‘Watercolours’ is a new collection of 18 hand-woven carpets from Shame Studios in collaboration with Cindy Leveson of Leveson Design. These woven textiles are inspired by the formal structure of traditional carpets meeting the freedom and expressiveness of water and pigment, resulting in a unique collection of painterly rugs.
The pair have drawn inspiration from both the past and innovation occurring in the industry today, successfully creating a new language in carpets. Through applying technical digital developments to the formal structure of antique carpets they have created a collection which is painterly, playful and contemporary, something that has never been done before. ‘Watercolours’ is a new spin on the traditional, an abstract version of the conventional that although contemporary could be antique.
When Hector Coombs of Shame Studios saw Cindy Leveson’s room portraits at the start of the pandemic, he proposed collaborating on a range of rugs based on her drawings. At the time Shame was brand new with a minimalist design aesthetic; Leveson Design was an established maximalist, and the pair had never met. Cindy was initially sceptical, having never wanted to create products and preferring to work with antique rugs. Hector persuaded her to paint some watercolours of rugs which he assured her he could create without looking modern.
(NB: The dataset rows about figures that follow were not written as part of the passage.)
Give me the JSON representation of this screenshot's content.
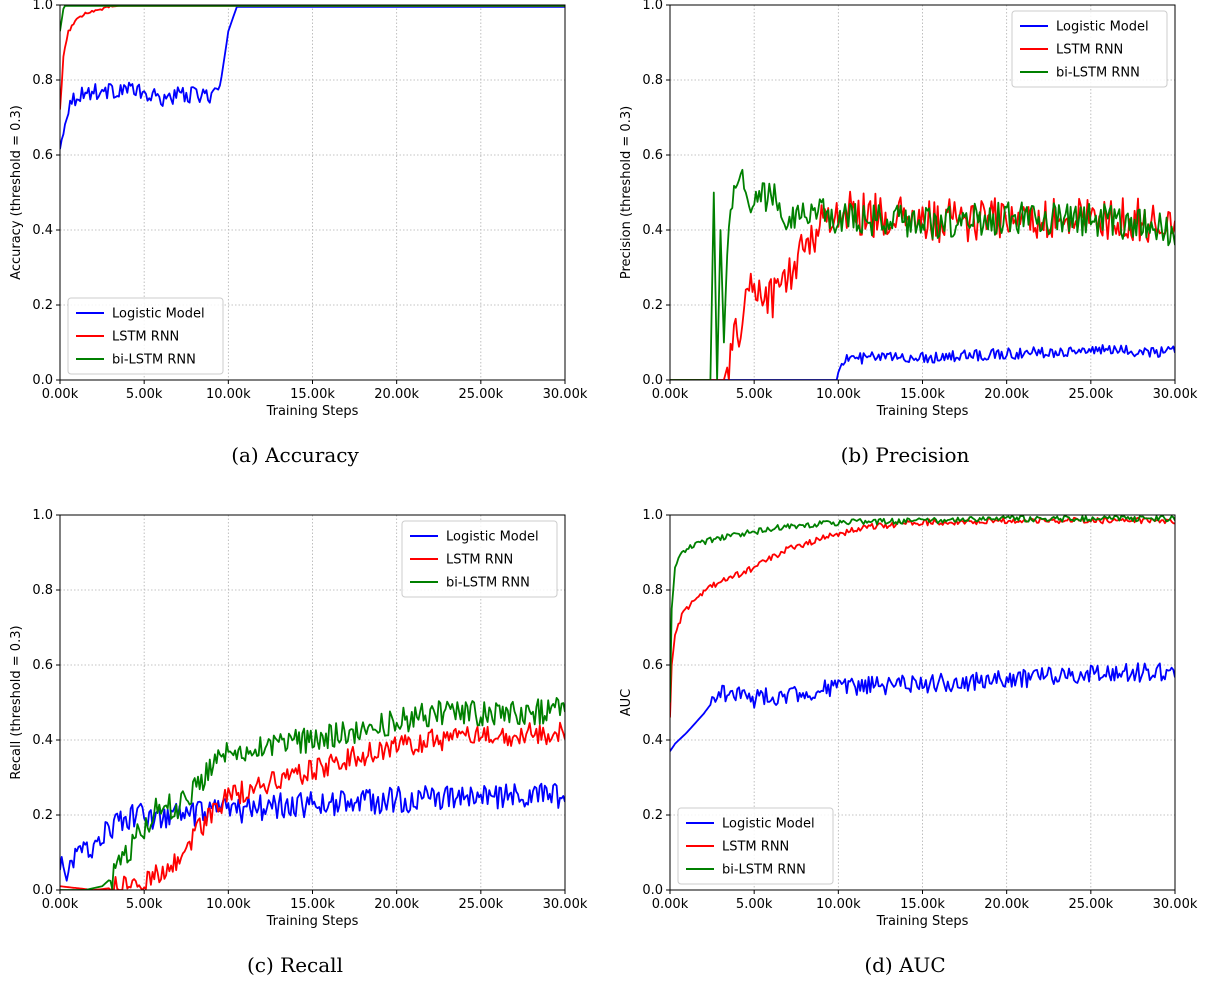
{
  "figure": {
    "colors": {
      "logistic": "#0000ff",
      "lstm": "#ff0000",
      "bilstm": "#008000",
      "grid": "#b0b0b0"
    },
    "captions": [
      "(a) Accuracy",
      "(b) Precision",
      "(c) Recall",
      "(d) AUC"
    ]
  },
  "chart_data": [
    {
      "type": "line",
      "title": "",
      "xlabel": "Training Steps",
      "ylabel": "Accuracy (threshold = 0.3)",
      "xlim": [
        0,
        30000
      ],
      "ylim": [
        0,
        1.0
      ],
      "x_ticks": [
        0,
        5000,
        10000,
        15000,
        20000,
        25000,
        30000
      ],
      "x_tick_labels": [
        "0.00k",
        "5.00k",
        "10.00k",
        "15.00k",
        "20.00k",
        "25.00k",
        "30.00k"
      ],
      "y_ticks": [
        0,
        0.2,
        0.4,
        0.6,
        0.8,
        1.0
      ],
      "y_tick_labels": [
        "0.0",
        "0.2",
        "0.4",
        "0.6",
        "0.8",
        "1.0"
      ],
      "grid": true,
      "legend_position": "lower-left",
      "series": [
        {
          "name": "Logistic Model",
          "color_key": "logistic",
          "x": [
            0,
            200,
            500,
            1000,
            2000,
            3000,
            4000,
            5000,
            6000,
            7000,
            8000,
            9000,
            9500,
            10000,
            10500,
            12000,
            15000,
            20000,
            25000,
            30000
          ],
          "y": [
            0.61,
            0.67,
            0.73,
            0.76,
            0.77,
            0.77,
            0.78,
            0.76,
            0.75,
            0.76,
            0.76,
            0.76,
            0.78,
            0.93,
            0.995,
            0.995,
            0.995,
            0.995,
            0.995,
            0.995
          ],
          "noise": 0.022,
          "noise_until": 9500
        },
        {
          "name": "LSTM RNN",
          "color_key": "lstm",
          "x": [
            0,
            200,
            500,
            1000,
            1500,
            2000,
            2500,
            3000,
            3500,
            30000
          ],
          "y": [
            0.72,
            0.86,
            0.93,
            0.96,
            0.98,
            0.985,
            0.99,
            0.995,
            0.998,
            0.998
          ],
          "noise": 0.004,
          "noise_until": 3000
        },
        {
          "name": "bi-LSTM RNN",
          "color_key": "bilstm",
          "x": [
            0,
            100,
            200,
            300,
            30000
          ],
          "y": [
            0.93,
            0.96,
            0.99,
            0.998,
            0.998
          ],
          "noise": 0,
          "noise_until": 0
        }
      ]
    },
    {
      "type": "line",
      "title": "",
      "xlabel": "Training Steps",
      "ylabel": "Precision (threshold = 0.3)",
      "xlim": [
        0,
        30000
      ],
      "ylim": [
        0,
        1.0
      ],
      "x_ticks": [
        0,
        5000,
        10000,
        15000,
        20000,
        25000,
        30000
      ],
      "x_tick_labels": [
        "0.00k",
        "5.00k",
        "10.00k",
        "15.00k",
        "20.00k",
        "25.00k",
        "30.00k"
      ],
      "y_ticks": [
        0,
        0.2,
        0.4,
        0.6,
        0.8,
        1.0
      ],
      "y_tick_labels": [
        "0.0",
        "0.2",
        "0.4",
        "0.6",
        "0.8",
        "1.0"
      ],
      "grid": true,
      "legend_position": "upper-right",
      "series": [
        {
          "name": "Logistic Model",
          "color_key": "logistic",
          "x": [
            0,
            9900,
            10000,
            10300,
            12000,
            15000,
            20000,
            25000,
            30000
          ],
          "y": [
            0.0,
            0.0,
            0.02,
            0.055,
            0.06,
            0.06,
            0.07,
            0.08,
            0.075
          ],
          "noise": 0.015,
          "noise_from": 10300
        },
        {
          "name": "LSTM RNN",
          "color_key": "lstm",
          "x": [
            0,
            3200,
            3500,
            4000,
            4500,
            5000,
            6000,
            7000,
            8000,
            9000,
            10000,
            12000,
            15000,
            20000,
            25000,
            30000
          ],
          "y": [
            0.0,
            0.0,
            0.05,
            0.12,
            0.22,
            0.25,
            0.22,
            0.27,
            0.36,
            0.42,
            0.45,
            0.44,
            0.42,
            0.43,
            0.43,
            0.42
          ],
          "noise": 0.06,
          "noise_from": 3500
        },
        {
          "name": "bi-LSTM RNN",
          "color_key": "bilstm",
          "x": [
            0,
            2400,
            2600,
            2800,
            3000,
            3200,
            3500,
            4000,
            5000,
            6000,
            7000,
            8000,
            10000,
            15000,
            20000,
            25000,
            30000
          ],
          "y": [
            0.0,
            0.0,
            0.5,
            0.0,
            0.4,
            0.1,
            0.45,
            0.55,
            0.47,
            0.5,
            0.44,
            0.45,
            0.43,
            0.42,
            0.43,
            0.43,
            0.4
          ],
          "noise": 0.045,
          "noise_from": 3500
        }
      ]
    },
    {
      "type": "line",
      "title": "",
      "xlabel": "Training Steps",
      "ylabel": "Recall (threshold = 0.3)",
      "xlim": [
        0,
        30000
      ],
      "ylim": [
        0,
        1.0
      ],
      "x_ticks": [
        0,
        5000,
        10000,
        15000,
        20000,
        25000,
        30000
      ],
      "x_tick_labels": [
        "0.00k",
        "5.00k",
        "10.00k",
        "15.00k",
        "20.00k",
        "25.00k",
        "30.00k"
      ],
      "y_ticks": [
        0,
        0.2,
        0.4,
        0.6,
        0.8,
        1.0
      ],
      "y_tick_labels": [
        "0.0",
        "0.2",
        "0.4",
        "0.6",
        "0.8",
        "1.0"
      ],
      "grid": true,
      "legend_position": "upper-right",
      "series": [
        {
          "name": "Logistic Model",
          "color_key": "logistic",
          "x": [
            0,
            500,
            1000,
            2000,
            3000,
            4000,
            5000,
            6000,
            7000,
            8000,
            10000,
            12000,
            15000,
            20000,
            25000,
            30000
          ],
          "y": [
            0.06,
            0.05,
            0.09,
            0.12,
            0.17,
            0.19,
            0.2,
            0.19,
            0.2,
            0.2,
            0.21,
            0.22,
            0.23,
            0.24,
            0.25,
            0.25
          ],
          "noise": 0.035,
          "noise_from": 0
        },
        {
          "name": "LSTM RNN",
          "color_key": "lstm",
          "x": [
            0,
            1000,
            2000,
            3000,
            4000,
            5000,
            6000,
            7000,
            8000,
            9000,
            10000,
            12000,
            15000,
            18000,
            20000,
            22000,
            25000,
            30000
          ],
          "y": [
            0.01,
            0.005,
            0.0,
            0.005,
            0.01,
            0.02,
            0.05,
            0.08,
            0.15,
            0.2,
            0.25,
            0.28,
            0.32,
            0.36,
            0.38,
            0.4,
            0.41,
            0.42
          ],
          "noise": 0.03,
          "noise_from": 3000
        },
        {
          "name": "bi-LSTM RNN",
          "color_key": "bilstm",
          "x": [
            0,
            1500,
            2500,
            3000,
            4000,
            5000,
            6000,
            7000,
            8000,
            9000,
            10000,
            12000,
            15000,
            18000,
            20000,
            22000,
            25000,
            30000
          ],
          "y": [
            0.0,
            0.0,
            0.01,
            0.03,
            0.1,
            0.17,
            0.23,
            0.22,
            0.27,
            0.33,
            0.38,
            0.38,
            0.4,
            0.43,
            0.45,
            0.47,
            0.47,
            0.48
          ],
          "noise": 0.035,
          "noise_from": 3000
        }
      ]
    },
    {
      "type": "line",
      "title": "",
      "xlabel": "Training Steps",
      "ylabel": "AUC",
      "xlim": [
        0,
        30000
      ],
      "ylim": [
        0,
        1.0
      ],
      "x_ticks": [
        0,
        5000,
        10000,
        15000,
        20000,
        25000,
        30000
      ],
      "x_tick_labels": [
        "0.00k",
        "5.00k",
        "10.00k",
        "15.00k",
        "20.00k",
        "25.00k",
        "30.00k"
      ],
      "y_ticks": [
        0,
        0.2,
        0.4,
        0.6,
        0.8,
        1.0
      ],
      "y_tick_labels": [
        "0.0",
        "0.2",
        "0.4",
        "0.6",
        "0.8",
        "1.0"
      ],
      "grid": true,
      "legend_position": "lower-left",
      "series": [
        {
          "name": "Logistic Model",
          "color_key": "logistic",
          "x": [
            0,
            300,
            1000,
            2000,
            3000,
            4000,
            5000,
            7000,
            10000,
            15000,
            20000,
            25000,
            30000
          ],
          "y": [
            0.37,
            0.39,
            0.42,
            0.47,
            0.53,
            0.52,
            0.51,
            0.52,
            0.54,
            0.55,
            0.56,
            0.58,
            0.58
          ],
          "noise": 0.025,
          "noise_from": 2500
        },
        {
          "name": "LSTM RNN",
          "color_key": "lstm",
          "x": [
            0,
            100,
            300,
            700,
            1500,
            2500,
            3500,
            5000,
            7000,
            10000,
            12000,
            15000,
            20000,
            25000,
            30000
          ],
          "y": [
            0.46,
            0.6,
            0.68,
            0.73,
            0.78,
            0.81,
            0.83,
            0.86,
            0.91,
            0.95,
            0.97,
            0.98,
            0.985,
            0.985,
            0.985
          ],
          "noise": 0.008,
          "noise_from": 500
        },
        {
          "name": "bi-LSTM RNN",
          "color_key": "bilstm",
          "x": [
            0,
            100,
            300,
            700,
            1500,
            3000,
            5000,
            7000,
            10000,
            15000,
            20000,
            30000
          ],
          "y": [
            0.5,
            0.75,
            0.86,
            0.9,
            0.92,
            0.94,
            0.955,
            0.97,
            0.98,
            0.985,
            0.99,
            0.99
          ],
          "noise": 0.008,
          "noise_from": 500
        }
      ]
    }
  ]
}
When the samples arrived Cindy couldn’t believe how “the colours were still vibrant but slightly knocked back, the pile was as short as short can be and in places a little bit of the warp and weft were visible - just the way I like them.”
Hector felt immediately inspired by the way Cindy interpreted traditional rug design in such an expressive free-form way. His goal was to take their energy and beauty and make them real, ensuring the pile was short and they looked worn and not too modern. After three years of development, careful tweaking and revisions, there are now 18 designs, a mix of rugs and runners in patterns and colours that range from deep reds and warm corals to delft blues and ochres. The rugs are hand-knotted in workshops in Uttar Pradesh using hand-spun and hand-dyed yarns. The materials and technique lend the weave its subtle variations in tone and colours giving each piece “the soul of an antique,” says Hector. “The low pile also adds to their timeless feel. Over time, the colours will become more muted, and they will become more beautiful, this longevity will ensure they will sit happily in both contemporary and classical settings,” says Cindy.